Konuşmasında destek programlarına da değinen ve özellikle Makine imalat
sektörünün geliştirilmesi mali destek programı ile Temiz üretim mali destek
programına değinen Vali Zahteroğulları konuşmasını şu şekilde sürdürdü:
“Bu seneki destek programlarında Makine imalat sektörünün geliştirilmesi mali
destek programı, Temiz üretim mali destek programı var ve bir de turizm mali destek
programları var. Ben özellikle temiz üretim ve makine sanayi ile ilgili de düşüncelerimi
paylaşmak istiyorum. Şehirde hepimizin kullandığı bir dil var. Bu şehir coğrafyası,
kaynakları sınırlı olan ama bakir olan bir şehir ve bunu biz turizmde de sanayide de
bozmamalıyız. Biz buraya sanayi seçeceksek bu yapıyı bozmayacak sanayi kollarını
almalıyız. Bana emek yoğun, Bolu’ya göç getirecek, sosyal sorunlar getirecek
sanayiye pek sıcak bakmıyorum. Daha teknolojik, daha katma değeri yüksek temiz
sanayilere yönelmemiz lazım. Bu turizmde de geçerli. Jeotermal kaynaklarımız var
ama hamam – kaplıca kültürü olmamalı. Bizim Kartalkaya ya da turizm bölgesi
ilanından sonra Köroğlu turizm bölgemiz de bu şekilde olacak. Biz bunu
sağlayabilirsek Bolu her anlamda ilerleyecek. Bir yere sıradan bir otel de
yapabilirsiniz, 7 yıldızlı bir otel de yapabilirsiniz. Bu tercih bizim ve bu şehri
yönetenler olarak bizim tercihimiz olacaksa 7 yıldızlı otel olsun. Aynı şey sanayide de
geçerli. Bu alanda dün bir girişim yaptık bazılarınızın haberi var. Son yıllarda
savunma sanayi ülkemizin gerçekten de önem verdiği konulardan bir tanesi. Hepimizi
mutlu edecek, gurur duyacağımız gelişmeler yaşıyoruz bu alanda. Mesela insansız
hava taşıtında dünyada Amerika ve İsrail dışında bu teknolojiye sahip olan, yapan
üçüncü ülke olduk. Biz artık Atak helikopterimizi, Altay tankımızı üretebilir bir noktaya
geldik. Uçakta da bir çok şeye montajla başlamıştık ama artık uçağın bir çok
parçalarını yapar olduk ve ihraç eder olduk. Bir cihazın normal kullanımındaki değeri
on dolarsa, savunma sanayi adı altına girdiği zaman yüz dolara bin dolara çıkıyor.
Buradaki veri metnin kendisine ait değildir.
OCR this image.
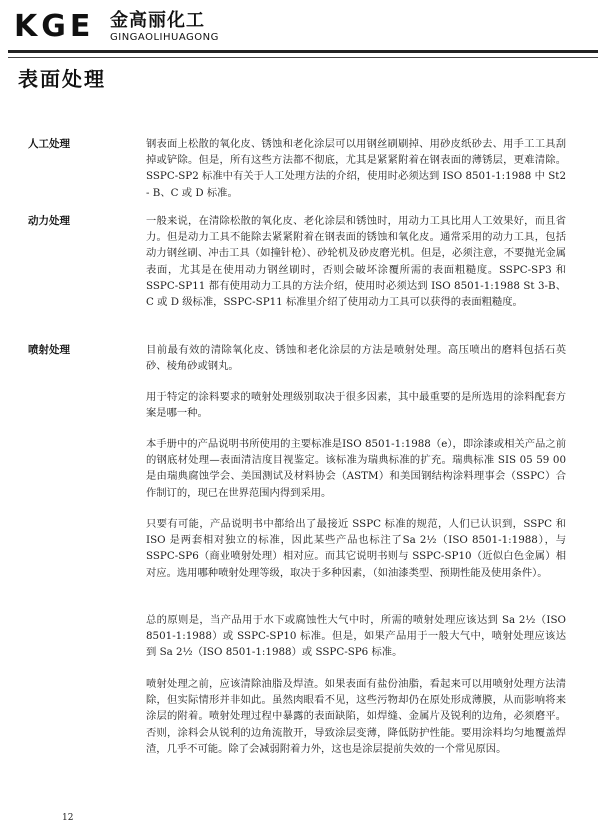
KGE 金高丽化工
GINGAOLIHUAGONG
表面处理
人工处理	钢表面上松散的氧化皮、锈蚀和老化涂层可以用钢丝刷刷掉、用砂皮纸砂去、用手工工具刮掉或铲除。但是，所有这些方法都不彻底，尤其是紧紧附着在钢表面的薄锈层，更难清除。SSPC-SP2 标准中有关于人工处理方法的介绍，使用时必须达到 ISO 8501-1:1988 中 St2 - B、C 或 D 标准。

动力处理	一般来说，在清除松散的氧化皮、老化涂层和锈蚀时，用动力工具比用人工效果好，而且省力。但是动力工具不能除去紧紧附着在钢表面的锈蚀和氧化皮。通常采用的动力工具，包括动力钢丝刷、冲击工具（如撞针枪）、砂轮机及砂皮磨光机。但是，必须注意，不要抛光金属表面，尤其是在使用动力钢丝刷时，否则会破坏涂覆所需的表面粗糙度。SSPC-SP3 和 SSPC-SP11 都有使用动力工具的方法介绍，使用时必须达到 ISO 8501-1:1988 St 3-B、C 或 D 级标准，SSPC-SP11 标准里介绍了使用动力工具可以获得的表面粗糙度。

喷射处理	目前最有效的清除氧化皮、锈蚀和老化涂层的方法是喷射处理。高压喷出的磨料包括石英砂、棱角砂或钢丸。

用于特定的涂料要求的喷射处理级别取决于很多因素，其中最重要的是所选用的涂料配套方案是哪一种。

本手册中的产品说明书所使用的主要标准是ISO 8501-1:1988（e），即涂漆或相关产品之前的钢底材处理—表面清洁度目视鉴定。该标准为瑞典标准的扩充。瑞典标准 SIS 05 59 00 是由瑞典腐蚀学会、美国测试及材料协会（ASTM）和美国钢结构涂料理事会（SSPC）合作制订的，现已在世界范围内得到采用。

只要有可能，产品说明书中都给出了最接近 SSPC 标准的规范，人们已认识到，SSPC 和 ISO 是两套相对独立的标准，因此某些产品也标注了Sa 2½（ISO 8501-1:1988），与 SSPC-SP6（商业喷射处理）相对应。而其它说明书则与 SSPC-SP10（近似白色金属）相对应。选用哪种喷射处理等级，取决于多种因素，（如油漆类型、预期性能及使用条件）。

总的原则是，当产品用于水下或腐蚀性大气中时，所需的喷射处理应该达到 Sa 2½（ISO 8501-1:1988）或 SSPC-SP10 标准。但是，如果产品用于一般大气中，喷射处理应该达到 Sa 2½（ISO 8501-1:1988）或 SSPC-SP6 标准。

喷射处理之前，应该清除油脂及焊渣。如果表面有盐份油脂，看起来可以用喷射处理方法清除，但实际情形并非如此。虽然肉眼看不见，这些污物却仍在原处形成薄膜，从而影响将来涂层的附着。喷射处理过程中暴露的表面缺陷，如焊缝、金属片及锐利的边角，必须磨平。否则，涂料会从锐利的边角流散开，导致涂层变薄，降低防护性能。要用涂料均匀地覆盖焊渣，几乎不可能。除了会减弱附着力外，这也是涂层提前失效的一个常见原因。

12
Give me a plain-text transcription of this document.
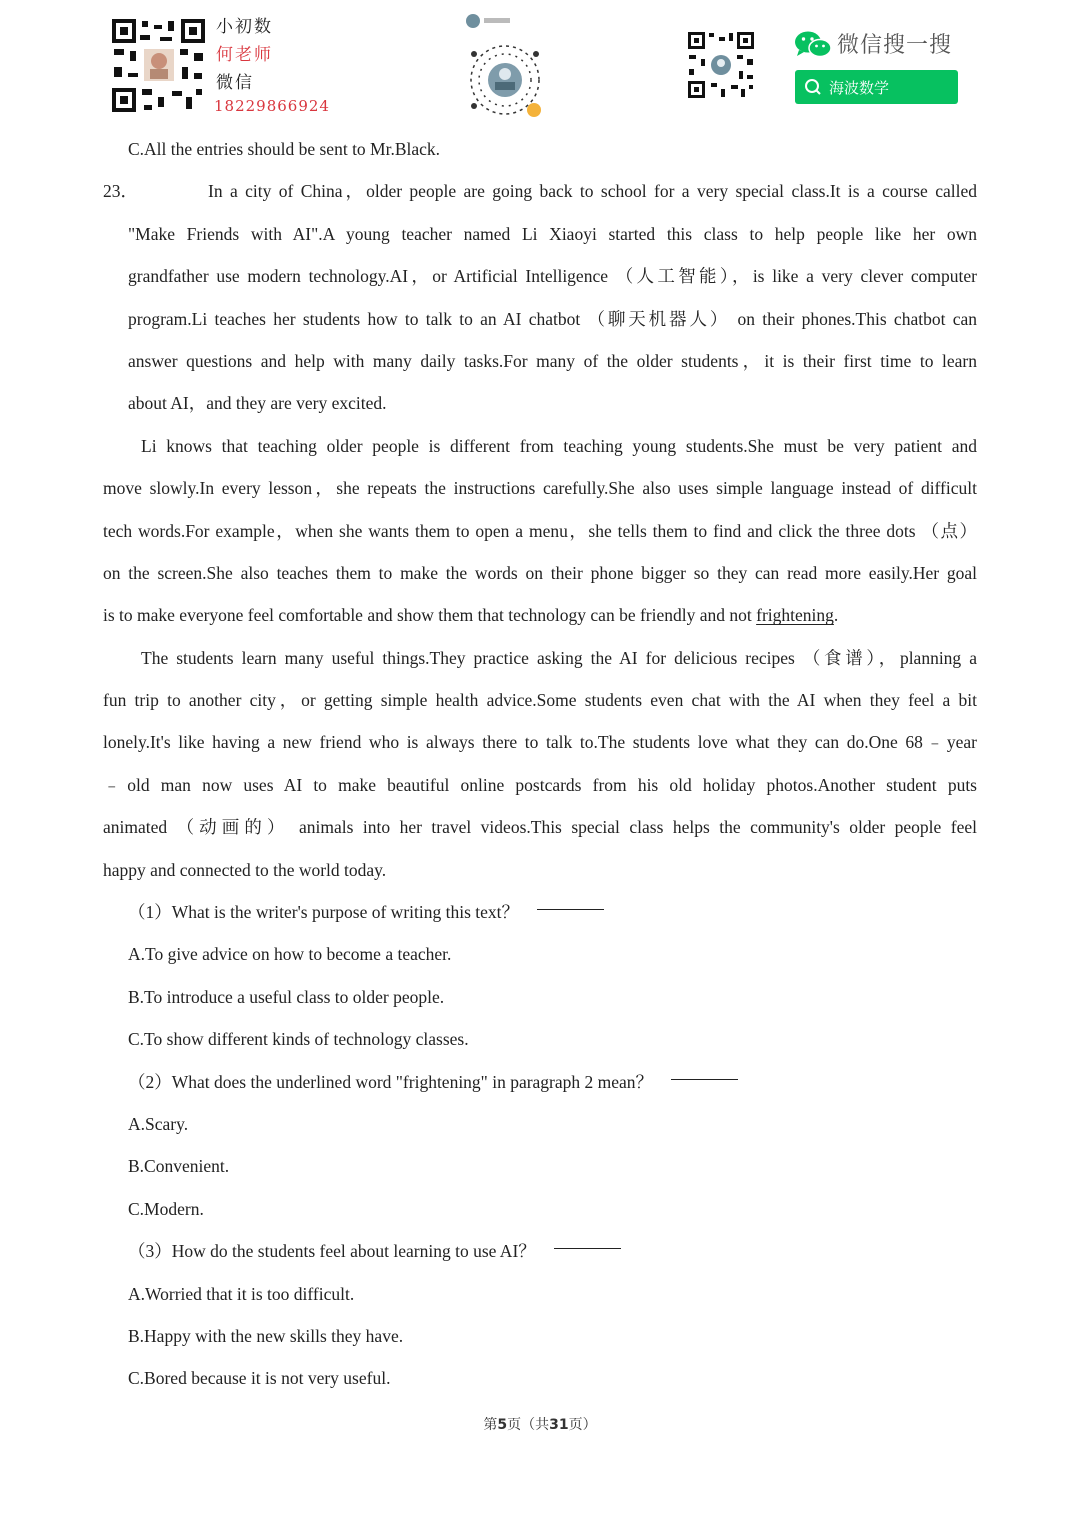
小初数
何老师
微信
18229866924
微信搜一搜
海波数学
C.All the entries should be sent to Mr.Black.
23．	In a city of China，older people are going back to school for a very special class.It is a course called
"Make Friends with AI".A young teacher named Li Xiaoyi started this class to help people like her own
grandfather use modern technology.AI，or Artificial Intelligence （人工智能），is like a very clever computer
program.Li teaches her students how to talk to an AI chatbot （聊天机器人） on their phones.This chatbot can
answer questions and help with many daily tasks.For many of the older students，it is their first time to learn
about AI，and they are very excited.
Li knows that teaching older people is different from teaching young students.She must be very patient and
move slowly.In every lesson，she repeats the instructions carefully.She also uses simple language instead of difficult
tech words.For example，when she wants them to open a menu，she tells them to find and click the three dots （点）
on the screen.She also teaches them to make the words on their phone bigger so they can read more easily.Her goal
is to make everyone feel comfortable and show them that technology can be friendly and not frightening.
The students learn many useful things.They practice asking the AI for delicious recipes （食谱），planning a
fun trip to another city，or getting simple health advice.Some students even chat with the AI when they feel a bit
lonely.It's like having a new friend who is always there to talk to.The students love what they can do.One 68﹣year
﹣old man now uses AI to make beautiful online postcards from his old holiday photos.Another student puts
animated （动画的） animals into her travel videos.This special class helps the community's older people feel
happy and connected to the world today.
（1）What is the writer's purpose of writing this text？
A.To give advice on how to become a teacher.
B.To introduce a useful class to older people.
C.To show different kinds of technology classes.
（2）What does the underlined word "frightening" in paragraph 2 mean？
A.Scary.
B.Convenient.
C.Modern.
（3）How do the students feel about learning to use AI？
A.Worried that it is too difficult.
B.Happy with the new skills they have.
C.Bored because it is not very useful.
第5页（共31页）
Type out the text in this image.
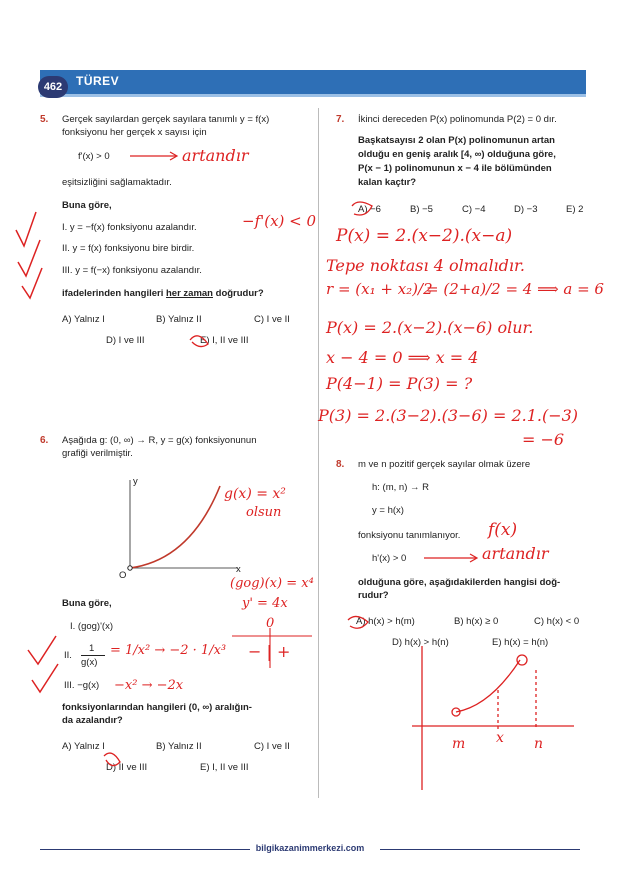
462	TÜREV
5. Gerçek sayılardan gerçek sayılara tanımlı y = f(x)
fonksiyonu her gerçek x sayısı için
f'(x) > 0
eşitsizliğini sağlamaktadır.
Buna göre,
I. y = −f(x) fonksiyonu azalandır.
II. y = f(x) fonksiyonu bire birdir.
III. y = f(−x) fonksiyonu azalandır.
ifadelerinden hangileri her zaman doğrudur?
A) Yalnız I	B) Yalnız II	C) I ve II
D) I ve III	E) I, II ve III
artandır
−f'(x) < 0
6. Aşağıda g: (0, ∞) → R, y = g(x) fonksiyonunun
grafiği verilmiştir.
y
x
O
Buna göre,
I. (gog)'(x)
II.
1
g(x)
III. −g(x)
fonksiyonlarından hangileri (0, ∞) aralığın-
da azalandır?
A) Yalnız I	B) Yalnız II	C) I ve II
D) II ve III	E) I, II ve III
g(x) = x²
olsun
(gog)(x) = x⁴
y' = 4x
0
− | +
= 1/x² → −2 · 1/x³
−x² → −2x
7. İkinci dereceden P(x) polinomunda P(2) = 0 dır.
Başkatsayısı 2 olan P(x) polinomunun artan
olduğu en geniş aralık [4, ∞) olduğuna göre,
P(x − 1) polinomunun x − 4 ile bölümünden
kalan kaçtır?
A) −6	B) −5	C) −4	D) −3	E) 2
P(x) = 2.(x−2).(x−a)
Tepe noktası 4 olmalıdır.
r = (x₁ + x₂)/2
= (2+a)/2 = 4 ⟹ a = 6
P(x) = 2.(x−2).(x−6) olur.
x − 4 = 0 ⟹ x = 4
P(4−1) = P(3) = ?
P(3) = 2.(3−2).(3−6) = 2.1.(−3)
= −6
8. m ve n pozitif gerçek sayılar olmak üzere
h: (m, n) → R
y = h(x)
fonksiyonu tanımlanıyor.
h'(x) > 0
olduğuna göre, aşağıdakilerden hangisi doğ-
rudur?
A) h(x) > h(m)	B) h(x) ≥ 0	C) h(x) < 0
D) h(x) > h(n)	E) h(x) = h(n)
f(x)
artandır
m x n
bilgikazanimmerkezi.com
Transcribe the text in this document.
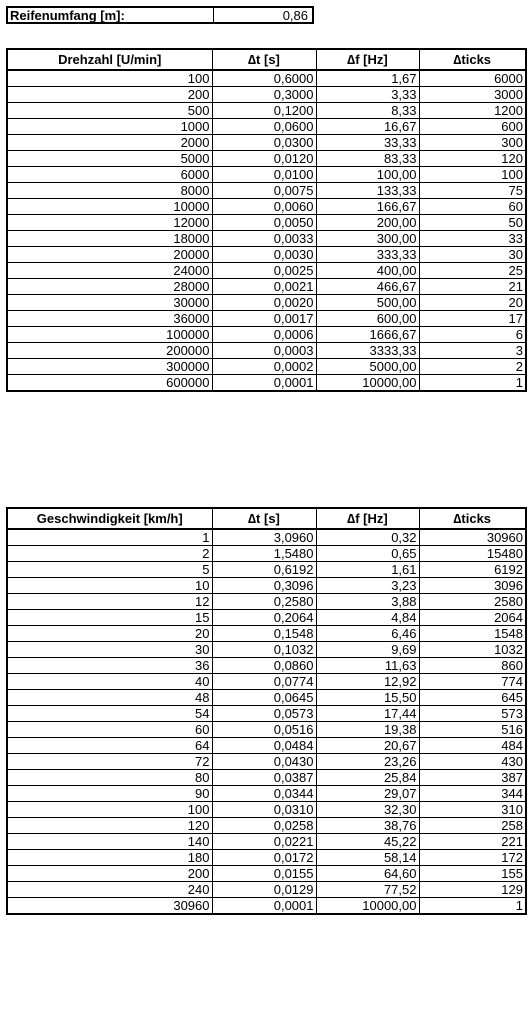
Reifenumfang [m]:	0,86
Drehzahl [U/min]	∆t [s]	∆f [Hz]	∆ticks
100	0,6000	1,67	6000
200	0,3000	3,33	3000
500	0,1200	8,33	1200
1000	0,0600	16,67	600
2000	0,0300	33,33	300
5000	0,0120	83,33	120
6000	0,0100	100,00	100
8000	0,0075	133,33	75
10000	0,0060	166,67	60
12000	0,0050	200,00	50
18000	0,0033	300,00	33
20000	0,0030	333,33	30
24000	0,0025	400,00	25
28000	0,0021	466,67	21
30000	0,0020	500,00	20
36000	0,0017	600,00	17
100000	0,0006	1666,67	6
200000	0,0003	3333,33	3
300000	0,0002	5000,00	2
600000	0,0001	10000,00	1
Geschwindigkeit [km/h]	∆t [s]	∆f [Hz]	∆ticks
1	3,0960	0,32	30960
2	1,5480	0,65	15480
5	0,6192	1,61	6192
10	0,3096	3,23	3096
12	0,2580	3,88	2580
15	0,2064	4,84	2064
20	0,1548	6,46	1548
30	0,1032	9,69	1032
36	0,0860	11,63	860
40	0,0774	12,92	774
48	0,0645	15,50	645
54	0,0573	17,44	573
60	0,0516	19,38	516
64	0,0484	20,67	484
72	0,0430	23,26	430
80	0,0387	25,84	387
90	0,0344	29,07	344
100	0,0310	32,30	310
120	0,0258	38,76	258
140	0,0221	45,22	221
180	0,0172	58,14	172
200	0,0155	64,60	155
240	0,0129	77,52	129
30960	0,0001	10000,00	1
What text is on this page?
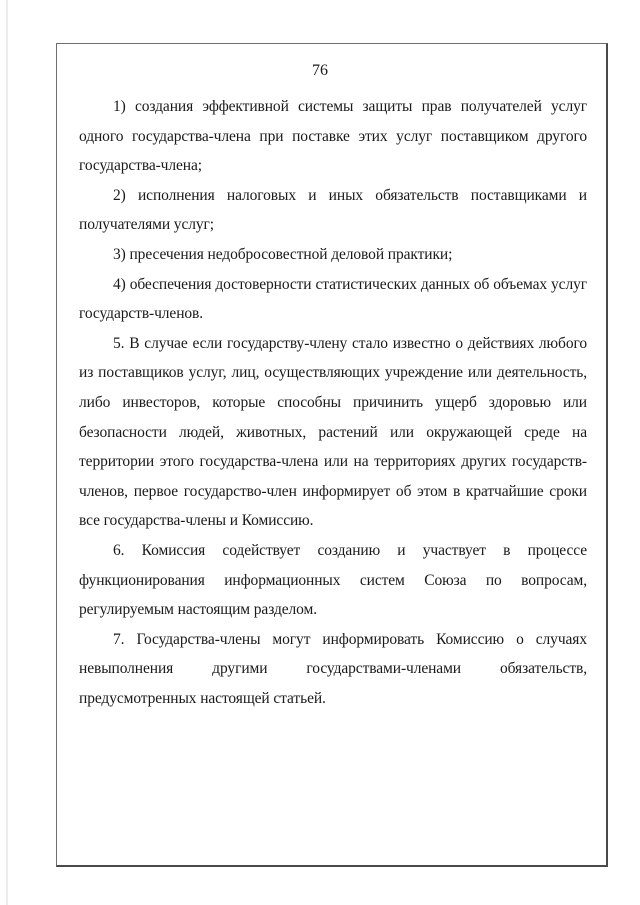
76

1) создания эффективной системы защиты прав получателей услуг одного государства-члена при поставке этих услуг поставщиком другого государства-члена;

2) исполнения налоговых и иных обязательств поставщиками и получателями услуг;

3) пресечения недобросовестной деловой практики;

4) обеспечения достоверности статистических данных об объемах услуг государств-членов.

5. В случае если государству-члену стало известно о действиях любого из поставщиков услуг, лиц, осуществляющих учреждение или деятельность, либо инвесторов, которые способны причинить ущерб здоровью или безопасности людей, животных, растений или окружающей среде на территории этого государства-члена или на территориях других государств-членов, первое государство-член информирует об этом в кратчайшие сроки все государства-члены и Комиссию.

6. Комиссия содействует созданию и участвует в процессе функционирования информационных систем Союза по вопросам, регулируемым настоящим разделом.

7. Государства-члены могут информировать Комиссию о случаях невыполнения другими государствами-членами обязательств, предусмотренных настоящей статьей.
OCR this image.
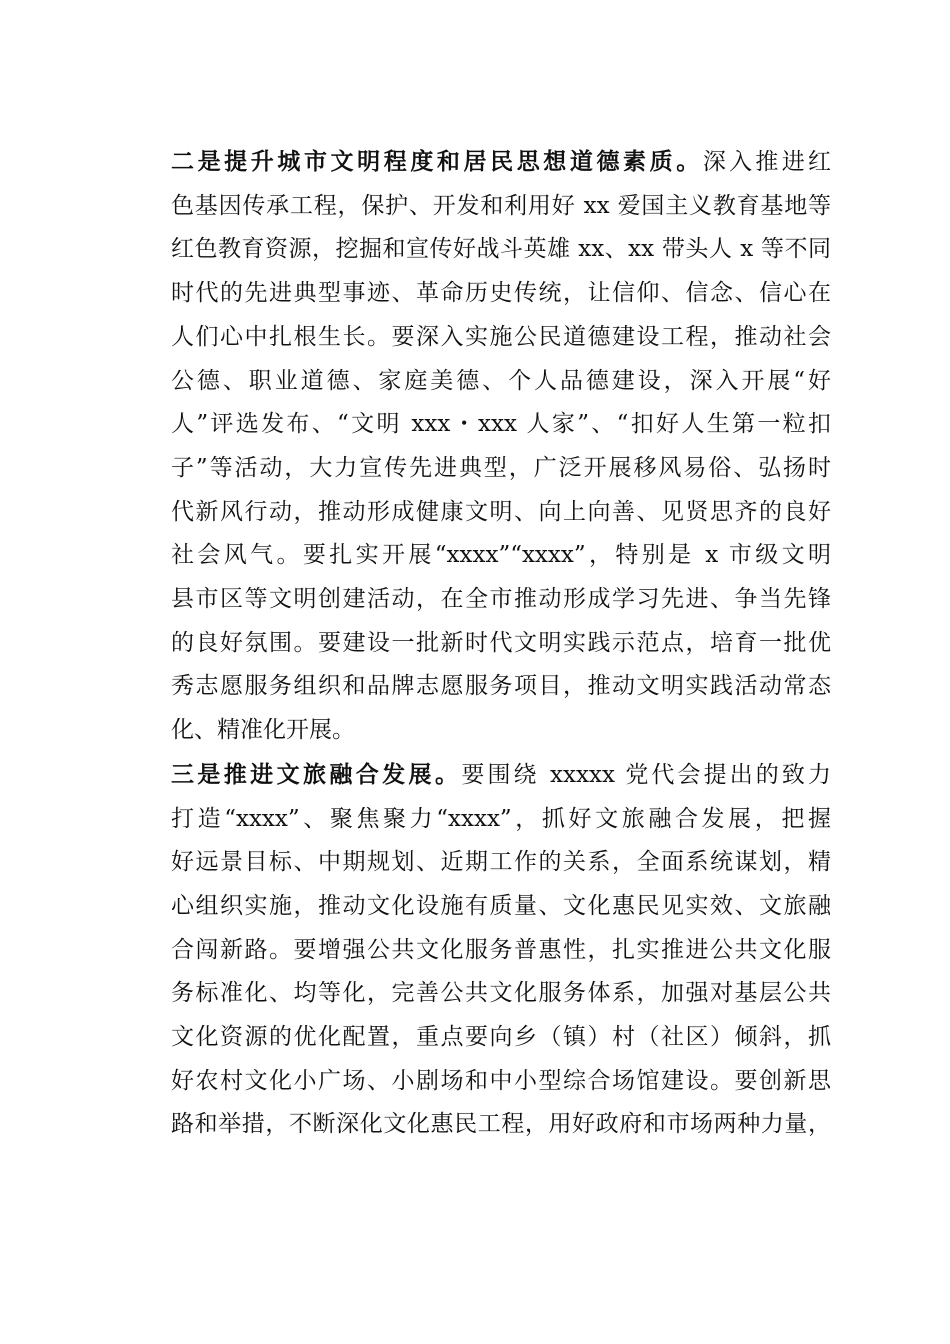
二是提升城市文明程度和居民思想道德素质。深入推进红
色基因传承工程，保护、开发和利用好 xx 爱国主义教育基地等
红色教育资源，挖掘和宣传好战斗英雄 xx、xx 带头人 x 等不同
时代的先进典型事迹、革命历史传统，让信仰、信念、信心在
人们心中扎根生长。要深入实施公民道德建设工程，推动社会
公德、职业道德、家庭美德、个人品德建设，深入开展“好
人”评选发布、“文明 xxx・xxx 人家”、“扣好人生第一粒扣
子”等活动，大力宣传先进典型，广泛开展移风易俗、弘扬时
代新风行动，推动形成健康文明、向上向善、见贤思齐的良好
社会风气。要扎实开展“xxxx”“xxxx”，特别是 x 市级文明
县市区等文明创建活动，在全市推动形成学习先进、争当先锋
的良好氛围。要建设一批新时代文明实践示范点，培育一批优
秀志愿服务组织和品牌志愿服务项目，推动文明实践活动常态
化、精准化开展。
三是推进文旅融合发展。要围绕 xxxxx 党代会提出的致力
打造“xxxx”、聚焦聚力“xxxx”，抓好文旅融合发展，把握
好远景目标、中期规划、近期工作的关系，全面系统谋划，精
心组织实施，推动文化设施有质量、文化惠民见实效、文旅融
合闯新路。要增强公共文化服务普惠性，扎实推进公共文化服
务标准化、均等化，完善公共文化服务体系，加强对基层公共
文化资源的优化配置，重点要向乡（镇）村（社区）倾斜，抓
好农村文化小广场、小剧场和中小型综合场馆建设。要创新思
路和举措，不断深化文化惠民工程，用好政府和市场两种力量，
Bunu bildiğimiz için ve bir de temiz sanayi olduğu için, katma değeri yüksek, bizim
stratejimizle kesiştiği için Savunma Sanayi Müsteşarlığına gittim, ASELSAN Yönetim
Kurulu Başkanı ile görüştüm. Bolu’daki durumumuzu anlattım, kendilerini Bolu’ya
davet ettim ve mevcut kuruluşlarımızın yapısı ile ilgili üniversitemiz ile ilgili bir dosya
verdim ve heyecanla karşıladılar. Dün de ilimize geldiler ve çok memnun kaldılar. Bu
tür projeler bizim stratejik çalışmalarımızı destekleyecektir. İnşallah bizler bu
çalışmalarımızla ilimizin tüm dinamiklerini istediğimiz seviyeye getiririz. İnşallah
projeler açıklandığında bu işten başarı ile çıkmış bir il olarak adımızın anılmasını ümit
ediyorum.”
Programın sonunda ise Proje Uygulama Birimi Başkanı Şevket Kırıcı tarafından mali
destek programları hakkında katılımcılara detaylı bilgiler verildi.